When the 2012 killing of 17-year-old Trayvon Benjamin Martin was discussed right here on these boards, the whole article was removed, comments and all, when things heated up a bit. I wonder if the Andrews discussion will chicken out also.
It is a well known fact that the police often act as the henchmen of the state and in turn society as a whole. Racism in the US runs much deeper than many would have us believe. It is therefore the institutionalised racism that is to me the worst kind that manifests itself in such instances where the racist actions of perpetrators are protected thereby allowing them to get away with murder and where they know that the chances of getting caught or convicted is very slim.
The criminal justice system therefore, in turning a blind eye to such racism, further entrenches such evil as a norm. Black man = guilty as charged. The killings, and the subsequent failure of the criminal justice system to take real noticeable action against such atrocities shows the that the courts are more interested in the big money issues where real money is valued more than real lives of blacks.
It is rather evident that the disparate treatment of African Americans is pervasive throughout US society. The excessive force and brutality meted out against blacks can be seen by the large number of similar incidents that have been reported. But that too may just be the tip of the iceberg.
Are African Americans really free in the land of the free?
Perhaps the US should first free and protect their own people before wanting to free the whole world.
I grew up for the most part of my life in a racist society where a minority white government oppressed black people in every way possible. The US has a majority white society and we can see how the racism does emerge. Perhaps Malcolm X was right: the white man’s chickens are coming home to roost.
Perhaps that is why an African hasn’t been chosen as GC President thus far.
We rarely hear from the young men because they are absent and the ones that are there are muted……
According to stats that are often cited Black men are killing many more other Black men than Whites are killing Blacks.
Where is the concern for that situation? What is the remedy?
On any given day people show concern for both the AIDS epidemic as well as cancer. We show concern for depressed Native American populations in Oklahoma as well as depressed populations in the Appalachian Mountains. We can show concern for the war in the Middle East as well as the tragedies occurring in the Sudan in Africa.
Plenty has gone on and is being done to address crime within the black community, unfortunately most of those efforts go unregarded by the media. Could more be done?
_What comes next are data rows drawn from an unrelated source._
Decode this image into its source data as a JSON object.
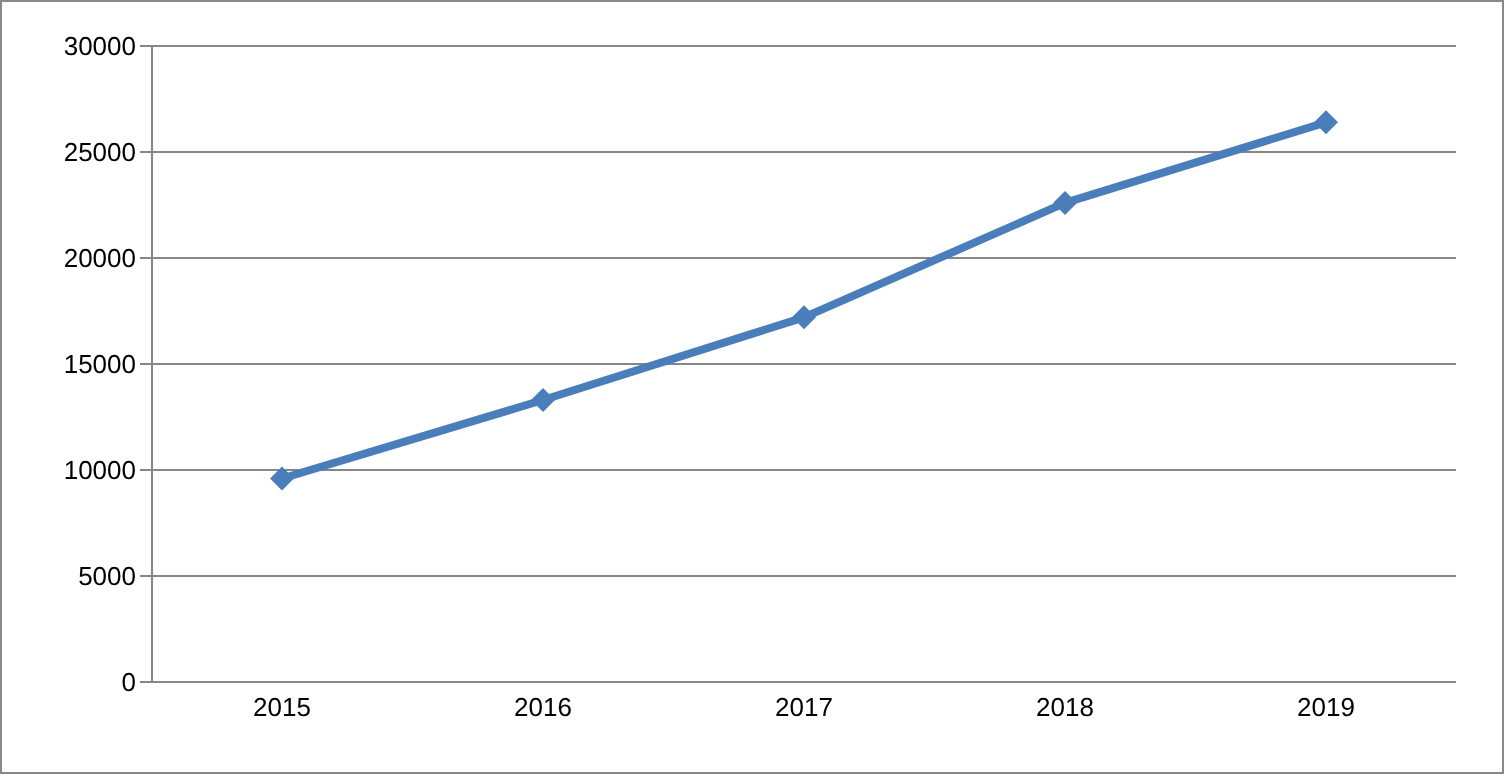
{
  "chart_data": {
    "type": "line",
    "categories": [
      "2015",
      "2016",
      "2017",
      "2018",
      "2019"
    ],
    "series": [
      {
        "color": "#4a7ebb",
        "values": [
          9600,
          13300,
          17200,
          22600,
          26400
        ]
      }
    ],
    "ylim": [
      0,
      30000
    ],
    "yticks": [
      0,
      5000,
      10000,
      15000,
      20000,
      25000,
      30000
    ],
    "grid": "y",
    "marker": "diamond",
    "line_style": "solid",
    "legend": false
  }
}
Of course! But please don’t try to change the narrative. Let’s make sure that with the present incident, we are not afraid to call it what it is.
May I respectfully suggest that we not get caught up in the Al Sharpton syndrome where every act by a White person is translated into racism. I wonder whether there is any one person who has so damaged race relations as has Sharpton.
Mocking what one writes here to me is a demonstration of — you name it.
Maranatha
“It is a well known fact that the police often act as the henchmen of the state and in turn society as a whole. Racism in the US runs much deeper than many would have us believe.”
I cannot agree that it is that deep. That’s what the race hustlers want everyone to believe. There’s more but I have other things to do.